1. 66
  1. 53

    Good to have it said authoritatively instead of the project’s status being unclear.

    1. 13

      Honestly with KeePassXC there is no real reason to use keepassx anymore. They’re so much further head in terms of features and usability.

    2. 21

      I prefer vaultwarden, but KeePassXC isn’t a bad alternative.

      1. 2

        I am a happy user too. Highly recommended!

      2. 5

        I’m glad the project maintainers verified the status quo, but I can’t help but think they are a couple years late and it would have been better if they had allowed some of the energy to go into co-maintainers instead of forcing a fork. Obviously in this case there was enough momentum to keep it going strong, but I also remember the couple years where it was unclear what was going to happen and the fragmentation was a turn off to everybody.

        1. 2

          What do people prefer between KeePassXC and passwordstore.org? Personally I use the latter but mostly because I found it first and have invested effort into setting it up. But I was thinking of switching because since keepass(xc) stores passwords in a single file it seems easier to manage across devices. (As opposed to pass where files for each website are generally separate.)

          1. 12

            I don’t care for passwordstore.org, because as you mentioned, it leaks the accounts you have to the filesystem. If your threat model includes a multi-user system or cloud storage, then this might be a problem. With KeePassXC, this threat is mitigated as every entry in stored a single encrypted database.

            EDIT: typo

            1. 8

              But I was thinking of switching because since keepass(xc) stores passwords in a single file it seems easier to manage across devices

              It’s multiple files with pass but it can be a single git repo, which I’ve found is a lot more useful since it can detect conflicts and stuff.

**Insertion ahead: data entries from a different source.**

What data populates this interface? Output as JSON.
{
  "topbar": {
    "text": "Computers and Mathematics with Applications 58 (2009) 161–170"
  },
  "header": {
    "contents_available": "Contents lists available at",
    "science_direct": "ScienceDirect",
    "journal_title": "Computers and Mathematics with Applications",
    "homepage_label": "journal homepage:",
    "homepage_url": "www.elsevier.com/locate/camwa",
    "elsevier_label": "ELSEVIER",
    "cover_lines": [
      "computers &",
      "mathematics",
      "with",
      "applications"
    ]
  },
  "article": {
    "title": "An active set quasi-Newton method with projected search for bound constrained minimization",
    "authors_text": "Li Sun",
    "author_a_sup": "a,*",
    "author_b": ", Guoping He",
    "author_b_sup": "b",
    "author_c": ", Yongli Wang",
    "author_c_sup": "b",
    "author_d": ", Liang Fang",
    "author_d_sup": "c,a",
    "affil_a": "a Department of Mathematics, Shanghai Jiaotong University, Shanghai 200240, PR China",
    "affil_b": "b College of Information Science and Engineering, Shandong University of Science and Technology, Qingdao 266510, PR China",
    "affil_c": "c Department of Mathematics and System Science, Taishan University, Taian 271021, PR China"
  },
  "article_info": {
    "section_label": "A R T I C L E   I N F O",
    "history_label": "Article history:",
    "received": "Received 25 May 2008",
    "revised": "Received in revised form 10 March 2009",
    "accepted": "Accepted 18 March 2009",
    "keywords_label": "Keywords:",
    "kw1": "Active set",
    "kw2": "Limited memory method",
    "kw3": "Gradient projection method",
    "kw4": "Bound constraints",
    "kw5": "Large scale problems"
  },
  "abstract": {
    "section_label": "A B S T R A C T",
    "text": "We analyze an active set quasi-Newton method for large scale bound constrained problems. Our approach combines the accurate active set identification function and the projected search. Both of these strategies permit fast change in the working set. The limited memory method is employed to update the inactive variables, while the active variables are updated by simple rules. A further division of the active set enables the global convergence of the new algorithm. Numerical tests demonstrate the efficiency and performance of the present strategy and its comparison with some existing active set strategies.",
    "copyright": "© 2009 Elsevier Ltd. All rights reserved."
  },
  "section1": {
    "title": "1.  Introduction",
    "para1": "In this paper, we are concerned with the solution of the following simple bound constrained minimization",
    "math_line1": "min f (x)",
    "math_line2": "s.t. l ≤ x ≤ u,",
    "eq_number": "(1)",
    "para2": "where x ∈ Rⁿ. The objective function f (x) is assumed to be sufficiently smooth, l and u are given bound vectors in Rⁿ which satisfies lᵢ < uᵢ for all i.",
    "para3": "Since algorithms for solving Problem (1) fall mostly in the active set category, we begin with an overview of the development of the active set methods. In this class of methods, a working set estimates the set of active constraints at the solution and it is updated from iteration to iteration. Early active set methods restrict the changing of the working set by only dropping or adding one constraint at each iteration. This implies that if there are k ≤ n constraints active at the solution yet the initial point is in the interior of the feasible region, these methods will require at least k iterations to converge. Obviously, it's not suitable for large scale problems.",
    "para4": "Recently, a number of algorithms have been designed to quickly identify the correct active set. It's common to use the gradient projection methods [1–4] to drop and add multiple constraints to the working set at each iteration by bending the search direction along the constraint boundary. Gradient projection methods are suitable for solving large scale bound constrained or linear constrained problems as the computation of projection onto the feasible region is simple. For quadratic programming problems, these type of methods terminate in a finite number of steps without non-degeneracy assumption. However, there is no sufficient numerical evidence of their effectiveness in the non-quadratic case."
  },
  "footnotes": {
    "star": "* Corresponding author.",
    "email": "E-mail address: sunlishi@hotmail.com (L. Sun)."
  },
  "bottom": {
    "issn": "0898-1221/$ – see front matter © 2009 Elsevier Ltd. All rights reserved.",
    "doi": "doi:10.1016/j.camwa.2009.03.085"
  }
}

Running pass git pull --rebase otherlaptop fits a lot better with my mental model and existing tooling than “just put it in and the program performs some unspecified merge algorithm somehow”.

              1. 5

                I’m using Strongbox on iOS these days. When I started using it, I was hesitant to pay for the Pro Lifetime version ($60), dictated by how well it would work for at least a year. I’m happy to say that it’s been exceeding my expectations for well over two years now, and I did end up paying for the lifetime version.

                1. 4

                  I used pass for a few years, but recently switched to Bitwarden. I did try KeePassXC, but didn’t like it because:

                  • For some reason it was using 200+ MB of memory. I think that’s a bit much for something that has to run in the background.
                  • Syncing would be a bit clunky. Technically you can stuff the DB in Git, but it’s not great.
                  • Qt applications under GNOME/Gtk WMs always look/feel a bit clunky

                  My main issues with pass were the usual ones:

                  • It’s free-form nature makes it a bit difficult to keep password files consistent
                  • You leak file names. This isn’t the biggest deal for me, but I’d prefer to avoid it if possible
                  • Not necessarily a flaw of pass but more of my setup: I had pass auto-unlock upon logging in. This is great for me, but also means any application can just run pass ... and read passwords.

                  Bitwarden is OK, though I really hate their CLI. There’s an unofficial one (https://github.com/doy/rbw) that’s nicer to use, but it doesn’t support YubiKey logins (https://github.com/doy/rbw/issues/7), so I can’t use it.

                  1. 1

                    Syncing would be a bit clunky. Technically you can stuff the DB in Git, but it’s not great.

                    I do both. I have issues with neither method. My only problem with having the full history available is that there is no rekeying the database, you have to change every password for it to make sense. Or maybe it’s only making me aware of the actual implications of leaking the db.

                    Qt applications under GNOME/Gtk WMs always look/feel a bit clunky

                    Working in a terminal 99% of the time, I have no issue with this. In my barebones i3 setup every GUI is ugly anyway. That irked me at first, but I learned not to care a long time ago.

                    1. 1

                      It depends on your threat model but I sync my KeePass file using cloud sync (Dropbox, Jottacloud, Syncthing).

                      Been doing this for several years and no issues.

                      What I like about KeePass is that it is available on so many platforms. So even using OpenBSD and SailfishOS, I had no issue finding clients.

                    2. 2

                      I’ve found passwordstore to be a great “clearing house” for importing from elsewhere even if it isn’t my final destination. I used it to export from 1Password and the Keepass family (which I tried but didn’t really like). I’m currently polishing off a script to import my password store to Bitwarden.

                    3. 1

                      Anyone have any suggestions for KeepassX/XC CLI’s or TUI’s? I like kpcli but it’d be nice to have better support for newer kdbx file formats. (My solution to the syncing and replication problem is to stick the password safe on a hardened little dedicated server and access it through SSH. Works great, apart from phones which I don’t need often.)

                      1. 1

                        Thank you to maintainers. I have been successfully using it for years.I’m a happy user of bitwarden now.